Interactive Jobs¶
Allocation¶
salloc
is used to allocate resources in real time to run an interactive batch job. Typically this is used to allocate resources and spawn a shell. The shell is then used to execute srun
commands to launch parallel tasks.
"interactive" QOS on Perlmutter and Cori¶
Perlmutter and Cori have an dedicated interactive QOS to support medium-length interactive work. This queue is intended to deliver nodes for interactive use within 6 minutes of the job request.
Warning
On Cori, if you also have access to Cori GPU nodes, ensure that the cgpu
module is not loaded before submitting interactive jobs to Cori Haswell or KNL nodes. Otherwise, the salloc
command will fail with the following error message:
salloc: error: Job request does not match any supported policy.
salloc: error: Job submit/allocate failed: Unspecified error
Warning
On Perlmutter, if you have not set a default account, salloc may fail with the following error message:
salloc: error: Job request does not match any supported policy.
salloc: error: Job submit/allocate failed: Unspecified error
Perlmutter GPU nodes¶
salloc --nodes 1 --qos interactive --time 01:00:00 --constraint gpu --gpus 4 --account=mxxxx
When using srun, you must explicitly request for GPU resources
One must use the --gpus
(-G
), --gpus-per-node
, or --gpus-per-task
flag to make the allocated node's GPUs visible to your srun
command.
Otherwise, you will see errors / complaints similar to:
no CUDA-capable device is detected
No Cuda device found
When requesting for an interactive node on the Perlmutter GPU compute nodes
One must use the project name that ends in _g (e.g., mxxxx_g) to submit any jobs to run on the Perlmutter GPU nodes.
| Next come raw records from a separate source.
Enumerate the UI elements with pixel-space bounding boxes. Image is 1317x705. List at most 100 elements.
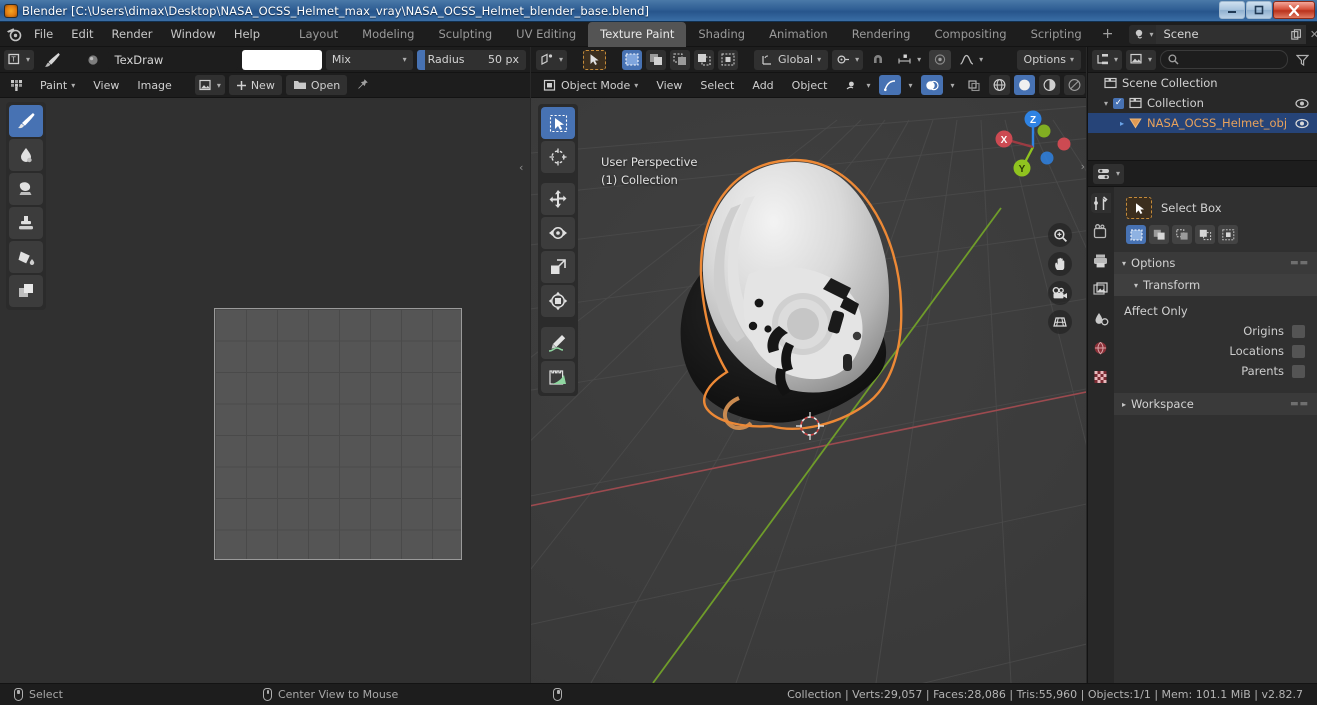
tab-modeling[interactable]: Modeling bbox=[350, 22, 426, 47]
eye-icon[interactable] bbox=[1295, 118, 1309, 129]
new-image-button[interactable]: New bbox=[228, 75, 282, 95]
properties-tab-view-layer[interactable] bbox=[1091, 280, 1111, 300]
tab-compositing[interactable]: Compositing bbox=[922, 22, 1018, 47]
tab-shading[interactable]: Shading bbox=[686, 22, 757, 47]
outliner-filter-id-icon[interactable]: ▾ bbox=[1126, 49, 1157, 70]
gizmo-dropdown[interactable]: ▾ bbox=[905, 75, 917, 95]
select-mode-subtract[interactable] bbox=[670, 49, 691, 70]
properties-tab-texture[interactable] bbox=[1091, 367, 1111, 387]
select-mode-invert-button[interactable] bbox=[1195, 225, 1215, 244]
image-datablock-icon[interactable]: ▾ bbox=[194, 75, 225, 95]
menu-help[interactable]: Help bbox=[225, 24, 269, 44]
tool-scale[interactable] bbox=[541, 251, 575, 283]
panel-options[interactable]: ▾ Options ▬▬ bbox=[1114, 252, 1317, 274]
object-visibility-dropdown[interactable]: ▾ bbox=[842, 75, 874, 95]
overlays-dropdown[interactable]: ▾ bbox=[947, 75, 959, 95]
mode-dropdown-paint[interactable]: Paint ▾ bbox=[33, 75, 82, 95]
menu-view[interactable]: View bbox=[86, 75, 126, 95]
add-workspace-button[interactable]: + bbox=[1094, 26, 1122, 42]
shading-solid[interactable] bbox=[1013, 75, 1035, 95]
viewport-menu-view[interactable]: View bbox=[649, 75, 689, 95]
scene-datablock-icon[interactable]: ▾ bbox=[1129, 24, 1157, 44]
tool-soften[interactable] bbox=[9, 139, 43, 171]
collection-checkbox[interactable]: ✓ bbox=[1113, 97, 1125, 109]
paint-mode-icon[interactable] bbox=[6, 75, 29, 95]
tab-rendering[interactable]: Rendering bbox=[840, 22, 923, 47]
menu-file[interactable]: File bbox=[25, 24, 62, 44]
outliner-row-helmet-object[interactable]: ▸ NASA_OCSS_Helmet_obj bbox=[1088, 113, 1317, 133]
shading-material-preview[interactable] bbox=[1038, 75, 1060, 95]
properties-tab-render[interactable] bbox=[1091, 222, 1111, 242]
tool-clone[interactable] bbox=[9, 207, 43, 239]
select-mode-intersect[interactable] bbox=[718, 49, 739, 70]
viewport-3d-canvas[interactable]: User Perspective (1) Collection Z Y X › bbox=[531, 98, 1086, 683]
paint-mode-brush-icon[interactable] bbox=[38, 50, 66, 70]
xray-toggle[interactable] bbox=[963, 75, 985, 95]
transform-orientation-dropdown[interactable]: Global ▾ bbox=[754, 49, 829, 70]
select-mode-invert[interactable] bbox=[694, 49, 715, 70]
affect-only-origins-checkbox[interactable] bbox=[1292, 324, 1305, 338]
tool-draw[interactable] bbox=[9, 105, 43, 137]
brush-name-field[interactable]: TexDraw bbox=[107, 49, 238, 70]
tab-sculpting[interactable]: Sculpting bbox=[426, 22, 504, 47]
select-mode-set-button[interactable] bbox=[1126, 225, 1146, 244]
perspective-ortho-button[interactable] bbox=[1048, 310, 1072, 334]
proportional-editing-toggle[interactable] bbox=[929, 49, 952, 70]
radius-slider[interactable]: Radius 50 px bbox=[416, 49, 526, 70]
tool-move[interactable] bbox=[541, 183, 575, 215]
scene-name-field[interactable]: Scene bbox=[1156, 24, 1287, 44]
tool-smear[interactable] bbox=[9, 173, 43, 205]
properties-tab-scene[interactable] bbox=[1091, 309, 1111, 329]
open-image-button[interactable]: Open bbox=[285, 75, 348, 95]
disclosure-triangle-icon[interactable]: ▾ bbox=[1104, 99, 1108, 108]
editor-type-3dview-icon[interactable]: ▾ bbox=[536, 49, 568, 70]
affect-only-parents-row[interactable]: Parents bbox=[1114, 361, 1317, 381]
menu-edit[interactable]: Edit bbox=[62, 24, 102, 44]
minimize-button[interactable] bbox=[1219, 1, 1245, 19]
pivot-point-dropdown[interactable]: ▾ bbox=[832, 49, 864, 70]
remove-scene-button[interactable]: ✕ bbox=[1306, 28, 1317, 41]
camera-view-button[interactable] bbox=[1048, 281, 1072, 305]
tool-annotate[interactable] bbox=[541, 327, 575, 359]
outliner-row-collection[interactable]: ▾ ✓ Collection bbox=[1088, 93, 1317, 113]
shading-rendered[interactable] bbox=[1063, 75, 1085, 95]
affect-only-origins-row[interactable]: Origins bbox=[1114, 321, 1317, 341]
affect-only-locations-checkbox[interactable] bbox=[1292, 344, 1305, 358]
outliner-row-scene-collection[interactable]: Scene Collection bbox=[1088, 73, 1317, 93]
tab-animation[interactable]: Animation bbox=[757, 22, 840, 47]
tab-layout[interactable]: Layout bbox=[287, 22, 350, 47]
select-mode-extend[interactable] bbox=[646, 49, 667, 70]
tool-mask[interactable] bbox=[9, 275, 43, 307]
select-box-tool-icon[interactable] bbox=[583, 49, 607, 70]
move-view-button[interactable] bbox=[1048, 252, 1072, 276]
navigation-gizmo[interactable]: Z Y X bbox=[992, 106, 1074, 188]
tool-rotate[interactable] bbox=[541, 217, 575, 249]
select-mode-intersect-button[interactable] bbox=[1218, 225, 1238, 244]
viewport-menu-add[interactable]: Add bbox=[745, 75, 780, 95]
overlays-toggle[interactable] bbox=[920, 75, 943, 95]
maximize-button[interactable] bbox=[1246, 1, 1272, 19]
select-mode-extend-button[interactable] bbox=[1149, 225, 1169, 244]
viewport-menu-object[interactable]: Object bbox=[785, 75, 835, 95]
blend-mode-dropdown[interactable]: Mix ▾ bbox=[325, 49, 413, 70]
tab-uv-editing[interactable]: UV Editing bbox=[504, 22, 588, 47]
viewport-sidebar-arrow[interactable]: › bbox=[1081, 160, 1085, 173]
menu-window[interactable]: Window bbox=[161, 24, 224, 44]
outliner-display-mode-icon[interactable]: ▾ bbox=[1092, 49, 1123, 70]
affect-only-locations-row[interactable]: Locations bbox=[1114, 341, 1317, 361]
disclosure-triangle-icon[interactable]: ▸ bbox=[1120, 119, 1124, 128]
properties-tab-world[interactable] bbox=[1091, 338, 1111, 358]
editor-type-properties-icon[interactable]: ▾ bbox=[1093, 163, 1125, 184]
pin-icon[interactable] bbox=[351, 75, 373, 95]
magnet-snap-icon[interactable] bbox=[867, 50, 889, 70]
shading-wireframe[interactable] bbox=[988, 75, 1010, 95]
zoom-view-button[interactable] bbox=[1048, 223, 1072, 247]
tool-measure[interactable] bbox=[541, 361, 575, 393]
panel-workspace[interactable]: ▸ Workspace ▬▬ bbox=[1114, 393, 1317, 415]
tool-transform[interactable] bbox=[541, 285, 575, 317]
viewport-menu-select[interactable]: Select bbox=[693, 75, 741, 95]
menu-render[interactable]: Render bbox=[103, 24, 162, 44]
select-mode-subtract-button[interactable] bbox=[1172, 225, 1192, 244]
proportional-falloff-dropdown[interactable]: ▾ bbox=[955, 50, 987, 70]
properties-tab-tool[interactable] bbox=[1091, 193, 1111, 213]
The -C (constraint flag) must also be set to GPUs for any interactive jobs (-C gpu
or --constraint gpu
).
Otherwise, you will notice errors such as:
sbatch: error: Job request does not match any supported policy.
sbatch: error: Batch job submission failed: Unspecified error
Perlmutter CPU nodes¶
salloc --nodes 1 --qos interactive --time 01:00:00 --constraint cpu --account=mxxxx
Cori Haswell¶
salloc --nodes 1 --qos interactive --time 01:00:00 --constraint haswell
Cori KNL¶
salloc --nodes 1 --qos interactive --time 01:00:00 --constraint knl
Limits¶
On Cori, users in this queue are limited to two jobs running on as many as 64 nodes for up to 4 hours. Additionally, each NERSC project is further limited to a total of 64 nodes between all their interactive jobs (KNL or haswell). This means that if UserA in project m9999 has a job using 1 haswell node, UserB (who is also in project m9999) can have a simultaneous job using 63 haswell nodes or 63 KNL nodes, but not 64 nodes. Since this is intended for interactive work, each user can submit only two jobs at a time (either KNL or haswell). KNL nodes are currently limited to quad,cache mode only. You can run only full node jobs; sub-node jobs like those in the shared queue are not possible.
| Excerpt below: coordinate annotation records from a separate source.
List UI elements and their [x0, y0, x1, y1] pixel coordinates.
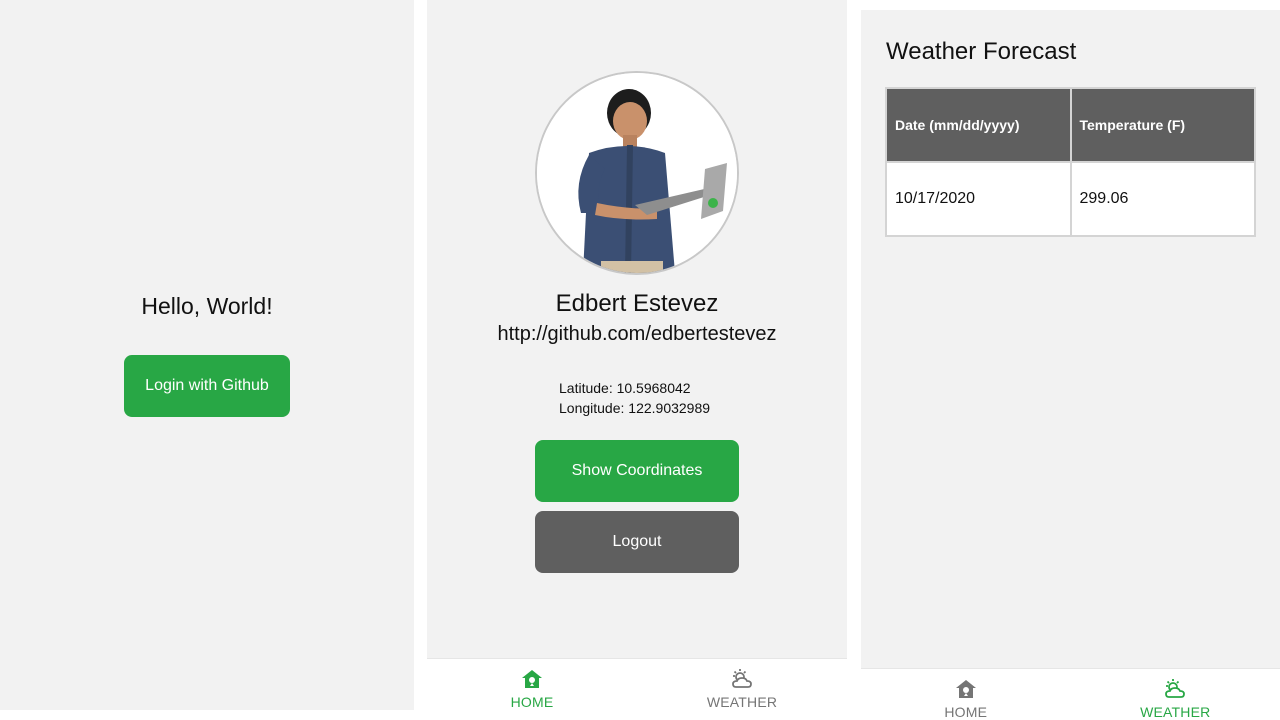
- nav-tab-weather[interactable]: WEATHER: [1071, 669, 1280, 720]
- logout-button[interactable]: Logout: [535, 511, 739, 573]
- avatar: [535, 71, 739, 275]
- profile-photo: [537, 73, 737, 273]
- greeting-text: Hello, World!: [141, 293, 273, 319]
- nav-tab-weather[interactable]: WEATHER: [637, 659, 847, 720]
- cell-temperature: 299.06: [1069, 161, 1256, 237]
- cell-date: 10/17/2020: [885, 161, 1072, 237]
- profile-name: Edbert Estevez: [555, 290, 719, 317]
- table-header-row: Date (mm/dd/yyyy) Temperature (F): [885, 87, 1256, 163]
- nav-label-home: HOME: [944, 704, 988, 720]
- bottom-navigation: HOME WEATHER: [861, 668, 1280, 720]
- nav-tab-home[interactable]: HOME: [427, 659, 637, 720]
- login-with-github-button[interactable]: Login with Github: [124, 355, 290, 417]
- column-header-temperature: Temperature (F): [1069, 87, 1256, 163]
- longitude-text: Longitude: 122.9032989: [559, 400, 711, 416]
- home-icon: [520, 667, 544, 691]
- login-screen: Hello, World! Login with Github: [0, 0, 414, 710]
- profile-url: http://github.com/edbertestevez: [497, 323, 777, 345]
- weather-icon: [1163, 677, 1187, 701]
- forecast-table: Date (mm/dd/yyyy) Temperature (F) 10/17/…: [885, 87, 1256, 237]
- home-icon: [954, 677, 978, 701]
- nav-label-weather: WEATHER: [706, 694, 778, 710]
- weather-screen: Weather Forecast Date (mm/dd/yyyy) Tempe…: [861, 10, 1280, 720]
- nav-label-weather: WEATHER: [1140, 704, 1211, 720]
- latitude-text: Latitude: 10.5968042: [559, 380, 691, 396]
- column-header-date: Date (mm/dd/yyyy): [885, 87, 1072, 163]
- coordinates-block: Latitude: 10.5968042 Longitude: 122.9032…: [559, 378, 710, 418]
- table-row: 10/17/2020 299.06: [885, 161, 1256, 237]
- weather-icon: [730, 667, 754, 691]
- nav-label-home: HOME: [510, 694, 554, 710]
- profile-screen: Edbert Estevez http://github.com/edberte…: [427, 0, 847, 720]
- bottom-navigation: HOME WEATHER: [427, 658, 847, 720]
- show-coordinates-button[interactable]: Show Coordinates: [535, 440, 739, 502]
- nav-tab-home[interactable]: HOME: [861, 669, 1071, 720]
- page-title: Weather Forecast: [886, 38, 1077, 65]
We have configured this queue to reject the job if it cannot be scheduled within a few minutes. This could be because the job violates the single job per user limit, the total number of nodes per NERSC allocation limit, or because there are not enough nodes available to satisfy the request. In some rare cases, jobs may also be rejected because the batch system is overloaded and wasn't able to process your job in time. If that happens, please resubmit.
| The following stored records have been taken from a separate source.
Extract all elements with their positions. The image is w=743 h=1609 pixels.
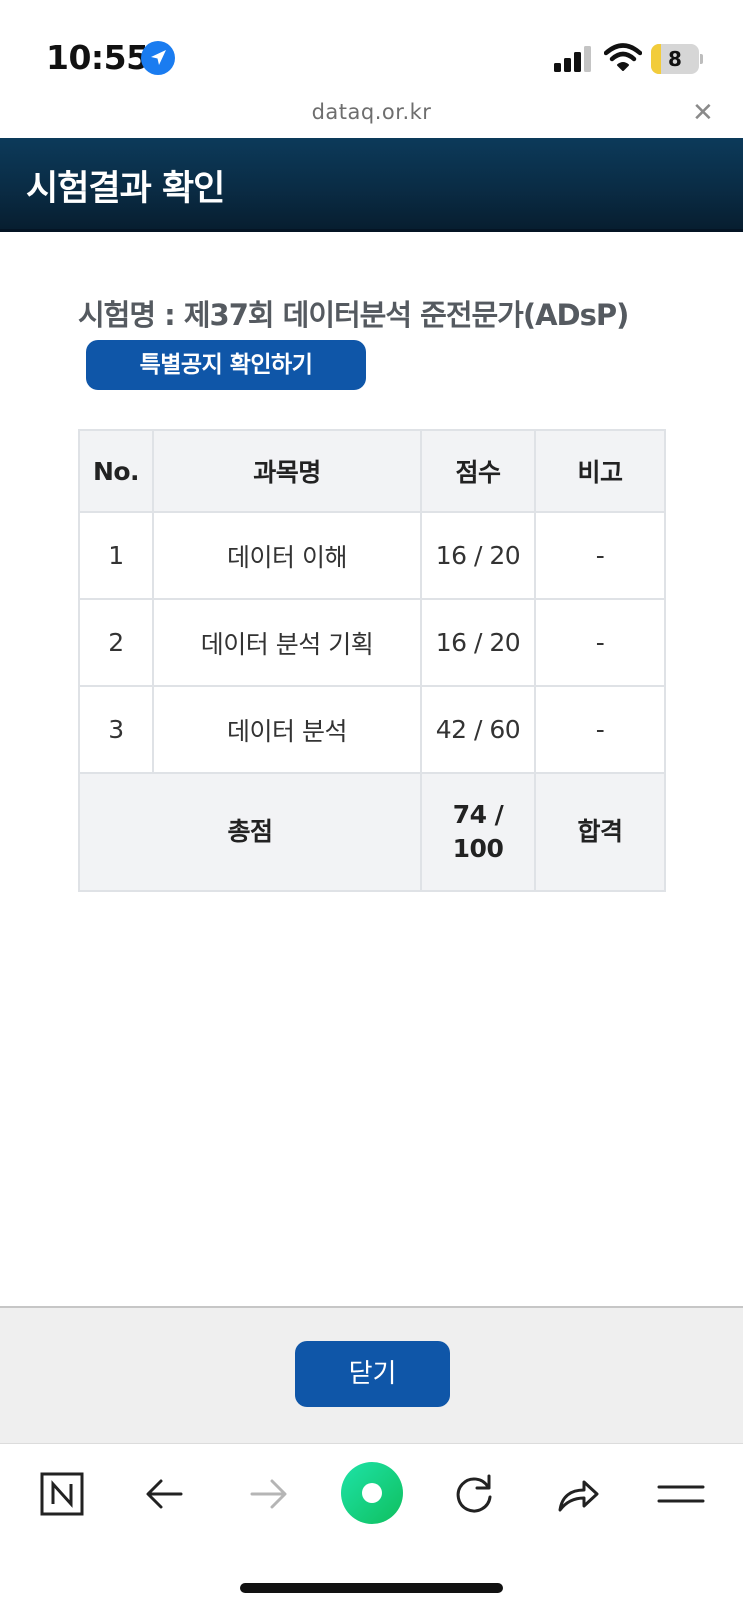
row-subject: 데이터 이해 xyxy=(152,511,422,600)
url-bar: dataq.or.kr ✕ xyxy=(0,96,743,136)
home-indicator[interactable] xyxy=(240,1583,503,1593)
page: 10:55 8 dataq.or.kr ✕ 시험결과 확인 시험명: 제37회… xyxy=(0,0,743,1609)
header-score: 점수 xyxy=(420,429,536,513)
row-note: - xyxy=(534,511,666,600)
total-score-line2: 100 xyxy=(452,834,504,863)
score-table: No. 과목명 점수 비고 1 데이터 이해 16 / 20 - 2 데이터 분… xyxy=(78,429,666,892)
header-subject: 과목명 xyxy=(152,429,422,513)
green-dot-icon[interactable] xyxy=(337,1458,407,1528)
header-no: No. xyxy=(78,429,154,513)
row-no: 3 xyxy=(78,685,154,774)
total-row: 총점 74 / 100 합격 xyxy=(78,772,666,892)
table-row: 1 데이터 이해 16 / 20 - xyxy=(78,511,666,600)
table-row: 2 데이터 분석 기획 16 / 20 - xyxy=(78,598,666,687)
page-title: 시험결과 확인 xyxy=(26,169,225,209)
location-arrow-icon xyxy=(141,41,175,75)
app-header: 시험결과 확인 xyxy=(0,138,743,232)
total-score: 74 / 100 xyxy=(420,772,536,892)
share-icon[interactable] xyxy=(547,1464,607,1524)
row-subject: 데이터 분석 xyxy=(152,685,422,774)
forward-arrow-icon[interactable] xyxy=(238,1464,298,1524)
row-note: - xyxy=(534,598,666,687)
row-note: - xyxy=(534,685,666,774)
browser-toolbar xyxy=(0,1443,743,1609)
row-no: 2 xyxy=(78,598,154,687)
naver-n-icon[interactable] xyxy=(32,1464,92,1524)
row-score: 42 / 60 xyxy=(420,685,536,774)
close-button[interactable]: 닫기 xyxy=(295,1341,450,1407)
exam-name: 시험명 : 제37회 데이터분석 준전문가(ADsP) xyxy=(78,298,629,332)
table-header-row: No. 과목명 점수 비고 xyxy=(78,429,666,513)
row-score: 16 / 20 xyxy=(420,598,536,687)
wifi-icon xyxy=(604,43,642,71)
clock: 10:55 xyxy=(46,38,149,77)
total-score-line1: 74 / xyxy=(452,800,504,829)
total-label: 총점 xyxy=(78,772,422,892)
status-bar: 10:55 8 xyxy=(0,0,743,92)
table-row: 3 데이터 분석 42 / 60 - xyxy=(78,685,666,774)
header-note: 비고 xyxy=(534,429,666,513)
pass-result: 합격 xyxy=(534,772,666,892)
row-no: 1 xyxy=(78,511,154,600)
menu-icon[interactable] xyxy=(651,1464,711,1524)
close-icon[interactable]: ✕ xyxy=(692,98,714,128)
special-notice-button[interactable]: 특별공지 확인하기 xyxy=(86,340,366,390)
row-score: 16 / 20 xyxy=(420,511,536,600)
row-subject: 데이터 분석 기획 xyxy=(152,598,422,687)
back-arrow-icon[interactable] xyxy=(135,1464,195,1524)
url-text[interactable]: dataq.or.kr xyxy=(0,100,743,124)
battery-level: 8 xyxy=(668,47,682,71)
cellular-signal-icon xyxy=(554,46,591,72)
battery-indicator: 8 xyxy=(651,44,703,74)
reload-icon[interactable] xyxy=(444,1464,504,1524)
bottom-area: 닫기 xyxy=(0,1306,743,1443)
Since there is a limit on number of nodes used per allocation on Cori, you may be unable to run a job because other users who share your allocation are using it. To see who in your allocation is using the interactive queue on Cori, you can use
squeue --qos=interactive --account=<project name> -O jobid,username,starttime,timelimit,maxnodes,account
Please coordinate with your group members on provisioning interactive resources for your project if you find that others' usage precludes yours.
You can see the number of nodes that in use (A for allocated) or idle (I) using this command
$ sinfo -p interactive --format="%15b %8D %A"
ACTIVE_FEATURES NODES NODES(A/I)
knl 2 0/0
haswell 192 191/1
knl,cache,quad 190 65/124
Cori "debug" QOS¶
A number of Haswell and Cori compute nodes are reserved for the "debug" QOS, which has a designed quick turnaround time due to the 30-minute wall time limit, the low limit on number of nodes (64 on Haswell, and 512 on KNL), and the low run limit (2 each on Haswell and KNL per user).
The "debug" QOS is intended for code development, testing, and debugging. One common application is to submit a batch interactive job via the salloc
command, such as:
salloc -N 32 -C haswell -q debug -t 20:00
When the requested debug nodes are available, the job will land on the head compute node of the allocated compute nodes pool, and the srun
command can be used to launch parallel tasks interactively.
To run debug jobs on KNL nodes, use -C knl
instead of -C haswell
.
You can run only full node jobs in the debug QOS; sub-node jobs like those in the shared queue are not possible.